Rencontre 1
Les vocalités dans les Sciences du langage
Coordinatrice principale et organisatrice de cette journée: Marie-Christine Lala
En collaboration avec Clara de Courson et Claire Pillot-Loiseau
Même si le champ de la linguistique de l’énonciation a ouvert de riches perspectives, la voix reste un objet d’étude complexe entre vocalité, oralité, et musique.
La notion de vocalité est « à la fois très spécifique, mais aussi applicable à un grand nombre d’objets » (Meizel 2020 : 184). En effet, au départ rapportée à ce qui appartient à la voix, ou bien à la qualité attribuée à une voyelle quant à son timbre, la vocalité décrit toutes les manifestations de la voix – qui parle, chante, pleure, rit – prenant en compte le contenu linguistique tout en le dépassant. Meizel (2020 :188) la conçoit comme « quelque chose qui englobe l’acte de vocalisation et l’intégralité de ce qui est en train d’être vocalisé, c’est à dire une série de sons vocaux, de pratiques, de techniques et de significations qui incluent la construction culturelle et la négociation de l’identité ». En outre, « Cette écriture chantée de la langue » (Barthes, 1972 : 61) peut selon Zumthor (1987) constituer une intersection entre oralité et écriture, ou bien un troisième domaine à côté d’elles (Schaefer, 1993) démontrant alors « l’importance continue de la voix (orale) même en présence de l’écriture (Meizel, 2020 :188).
Cette demi-journée de l’ED 661 a pour but d’interroger la notion polysémique de vocalité et sa conceptualité dans les Sciences du langage en adoptant trois angles d’approche : vocalités vocales et musicales, vocalités stylistiques, vocalités discursives. Elle se veut transdisciplinaire et ouverte aux mastérant.e.s, doctorant.e.s et enseignant.e.s-chercheur.e.s de l’USN et d’autres universités franciliennes et francophones. En particulier, l’interdisciplinarité inhérente au sujet proposé invite à la rencontre les doctorant·es et enseignant·es chercheur·es des ED 120 (Littérature française et comparée) et 661, dans l’optique de collaborations futures (à construire) entre linguistique et littérature, mais aussi ED 267 (Arts et médias), avec la possibilité de contacts entre musicologues et linguistes.

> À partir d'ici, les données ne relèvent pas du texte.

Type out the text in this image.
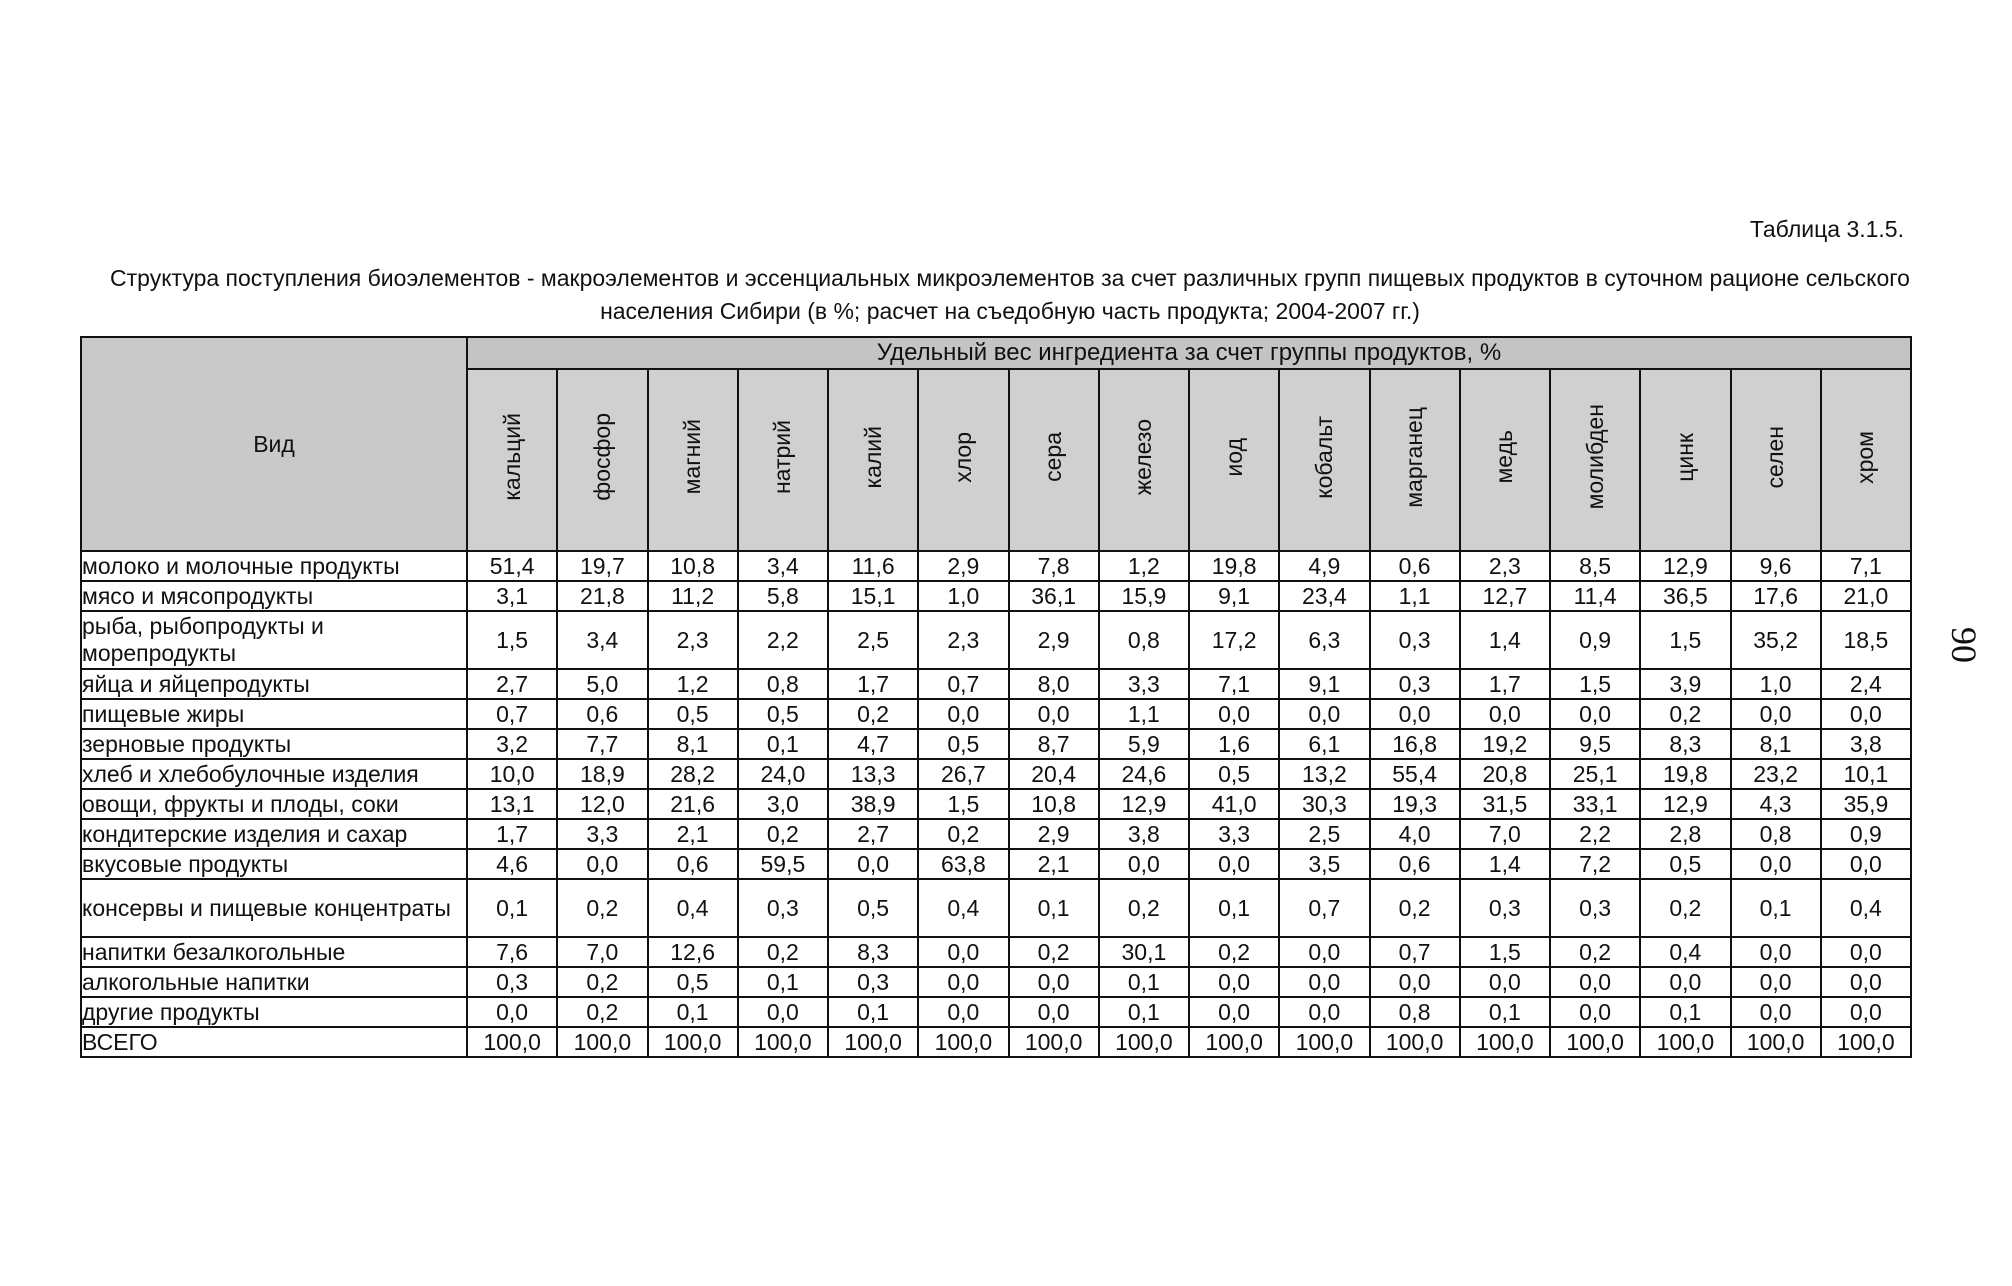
Таблица 3.1.5.
Структура поступления биоэлементов - макроэлементов и эссенциальных микроэлементов за счет различных групп пищевых продуктов в суточном рационе сельского населения Сибири (в %; расчет на съедобную часть продукта; 2004-2007 гг.)
90
Вид	Удельный вес ингредиента за счет группы продуктов, %															

	кальций	фосфор	магний	натрий	калий	хлор	сера	железо	иод	кобальт	марганец	медь	молибден	цинк	селен	хром

молоко и молочные продукты	51,4	19,7	10,8	3,4	11,6	2,9	7,8	1,2	19,8	4,9	0,6	2,3	8,5	12,9	9,6	7,1
мясо и мясопродукты	3,1	21,8	11,2	5,8	15,1	1,0	36,1	15,9	9,1	23,4	1,1	12,7	11,4	36,5	17,6	21,0
рыба, рыбопродукты и морепродукты	1,5	3,4	2,3	2,2	2,5	2,3	2,9	0,8	17,2	6,3	0,3	1,4	0,9	1,5	35,2	18,5
яйца и яйцепродукты	2,7	5,0	1,2	0,8	1,7	0,7	8,0	3,3	7,1	9,1	0,3	1,7	1,5	3,9	1,0	2,4
пищевые жиры	0,7	0,6	0,5	0,5	0,2	0,0	0,0	1,1	0,0	0,0	0,0	0,0	0,0	0,2	0,0	0,0
зерновые продукты	3,2	7,7	8,1	0,1	4,7	0,5	8,7	5,9	1,6	6,1	16,8	19,2	9,5	8,3	8,1	3,8
хлеб и хлебобулочные изделия	10,0	18,9	28,2	24,0	13,3	26,7	20,4	24,6	0,5	13,2	55,4	20,8	25,1	19,8	23,2	10,1
овощи, фрукты и плоды, соки	13,1	12,0	21,6	3,0	38,9	1,5	10,8	12,9	41,0	30,3	19,3	31,5	33,1	12,9	4,3	35,9
кондитерские изделия и сахар	1,7	3,3	2,1	0,2	2,7	0,2	2,9	3,8	3,3	2,5	4,0	7,0	2,2	2,8	0,8	0,9
вкусовые продукты	4,6	0,0	0,6	59,5	0,0	63,8	2,1	0,0	0,0	3,5	0,6	1,4	7,2	0,5	0,0	0,0
консервы и пищевые концентраты	0,1	0,2	0,4	0,3	0,5	0,4	0,1	0,2	0,1	0,7	0,2	0,3	0,3	0,2	0,1	0,4
напитки безалкогольные	7,6	7,0	12,6	0,2	8,3	0,0	0,2	30,1	0,2	0,0	0,7	1,5	0,2	0,4	0,0	0,0
алкогольные напитки	0,3	0,2	0,5	0,1	0,3	0,0	0,0	0,1	0,0	0,0	0,0	0,0	0,0	0,0	0,0	0,0
другие продукты	0,0	0,2	0,1	0,0	0,1	0,0	0,0	0,1	0,0	0,0	0,8	0,1	0,0	0,1	0,0	0,0
ВСЕГО	100,0	100,0	100,0	100,0	100,0	100,0	100,0	100,0	100,0	100,0	100,0	100,0	100,0	100,0	100,0	100,0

La vocalité sera abordée en lien avec :
(1) la matérialité de la voix et de la voyelle par l’analyse linguistique en phonétique au regard de plusieurs techniques vocales chantées (intervention de Claire Pillot-Loiseau)
(2) ses rapports avec l’écrit par la stylistique et le renouveau de son paradigme par les « variations » dans l’art d’écrire (Intervention de Clara de Courson)
(3) l’analyse du discours par la théorie polyphonique de l’énonciation, sémantique discursive et fonction poétique du langage (intervention de Marie-Christine Lala)
Rencontre 2
Titre provisoire : Accents régionaux ou sociaux : des notions en question, des notions dépassées ?
27 avril 2026 de 14h à 18h salle Athéna
Coordinatrice principale et organisatrice de cette journée: : Maria Candea (Clesthia) et James Costa (Lacito)
Objectif de la demi-journée : Susciter des dialogues entre membres de différents laboratoires autour de la notion d’accent (régional ou social), thème étudié à la fois en phonétique et en sociolinguistique, et même en analyse du discours littéraire sur l’oral représenté.
L’angle choisi pour cette journée est plutôt celui de la sociolinguistique critique. Des catégories anciennes des discours communs sont questionnées et critiquées en sociolinguistique depuis un certain temps, notamment par les intervenants pressentis, au même titre que d’autres catégories de sens (comme celle de locuteur « natif », ou « langue maternelle »).
La demi-journée a l’ambition de résumer les débats actuels autour des « accents » régionaux et sociaux, surtout à partir de données sur le français mais en ouvrant la discussion à toute autre langue étudiée dans notre ED. Le but principal ne se borne pas à mettre en avant les limites et les impasses de la notion d’accent (notamment régional) dans son fonctionnement discursif mais vise à susciter des échanges sur les manières de dépasser ces impasses, y compris par des réflexions sur la didactisation de la variabilité des prononciations régionalement ou socialement marquées.
Les invités proposeront des discussions à partir d’extraits de corpus pour favoriser un format « atelier » sur une partie de la rencontre.